The properties of Mdl cannot contain NaN values.

Sample path length, specified as a positive integer. numobs is the number of random observations to generate per output path.

Data Types: double

Since R2023b

Presample data containing paths of responses yt, innovations εt, or conditional variances σt2 to initialize the model, specified as a table or timetable with numprevars variables and numpreobs rows.

simulate returns the simulated variables in the output table or timetable Tbl, which is the same type as Presample. If Presample is a timetable, Tbl is a timetable that immediately follows Presample in time with respect to the sampling frequency.

Each selected variable is a single path (numpreobs-by-1 vector) or multiple paths (numpreobs-by-numprepaths matrix) of numpreobs observations representing the presample of numpreobs observations of responses, innovations, or conditional variances.
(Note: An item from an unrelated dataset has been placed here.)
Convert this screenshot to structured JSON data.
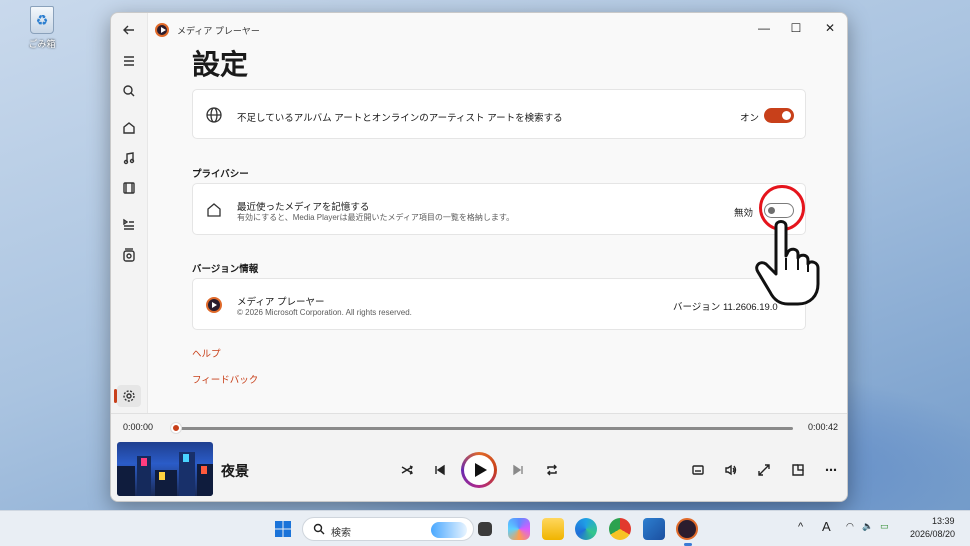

Each row is a presample observation, and measurements in each row occur simultaneously. The last row contains the latest presample observation. numpreobs must be one of the following values:

  • At least Mdl.P when Presample provides only presample responses

  • At least Mdl.Q when Presample provides only presample disturbances or conditional variances

  • At least max([Mdl.P Mdl.Q]) otherwise

When Mdl.Variance is a conditional variance model, simulate can require more than the minimum required number of presample values.

If numpreobs exceeds the minimum number, simulate uses the latest required number of observations only.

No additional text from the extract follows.